Still, one might say, as long as idiots are solely into self-destruction, who cares? That would be true, of course, but for the regrettable fact that most imbeciles are only happy when they have an audience:
A barrister who exposed himself while giving a best man’s speech at a wedding reception later launched a ferocious attack on a guest who gave him a dressing down, a court was told.
After his speech, Christopher Dunn, 40, was told by David Baird-Dean, a fellow guest, that his actions had been inappropriate given that the audience included a 13-year-old girl.
Mr Dunn then attacked Mr Baird-Dean, 48, pinning him down on the ground and punching him repeatedly in the face, Preston Crown Court was told.
Unfortunately, it’s not just individuals who behave like complete asses. Most companies, these days, seem to be in some kind of existential race to find out, once and for all, what their true driving force is: good old greed or plain stupidity:
A children’s entertainer has been banned by Tesco from using balloons during his act in one of their stores.

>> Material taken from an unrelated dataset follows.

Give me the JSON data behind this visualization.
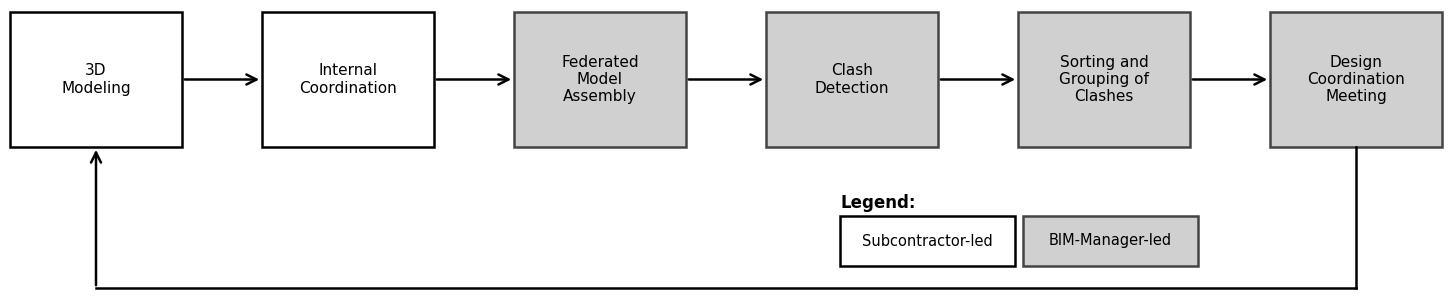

Barney Baloney, the clown, usually twists them into animal shapes and hands them to children
A Tesco spokesman said: “This is a health and safety issue. We have banned balloons because latex is used in the manufacture of them and this can trigger an allergic reaction in some children. We always have the welfare of children at heart.”
Truly, if you left it to these corporate bozos, all of our lives would be as interesting and eventful as a politically correct cartoon.
However, when it comes to real ‘I do not believe it!’ stupidity, look no further than the British rail companies:
Britain’s worst-performing train company has hired a poet to soothe the tempers of its frustrated customers.
First Great Western, which operates services from Paddington to South Wales and the West Country, insisted yesterday that its decision to engage Sally Crabtree, a Cornish poet, to perform at selected stations over the next four days had nothing to do with its poor punctuality record.
The most fascinating thing here is this reassurance that hiring a poet has nothing to do with levels of punctuality.
That does make you wonder how those First Great Western staff meetings go, when certain problems are dicussed:
A bit of bother with non-working railway signs? Why not hire a team of Norwegian midget Gospel singers?
Snow on the rails – or autumn leaves? I know: what we need is a four-year old snow giant who can do Donald Duck imitations!
No wonder the bloody company is the most incompetent organization since a certain travel agency advised Hannibal to go from Tunisia ’s Catharge to Rome, by way of Spain, over the Alps, on a fucking elephant!
Some days you just want to give up and follow the example of this guy:
Andy, a homeless man, shelters under an umbrella as he stands upside down with his head in a bucket to draw attention to his situation in Princes Street in Edinburgh.
It might, in the end, do your cause no bloody good at all but you quite simply can’t beat the view from there.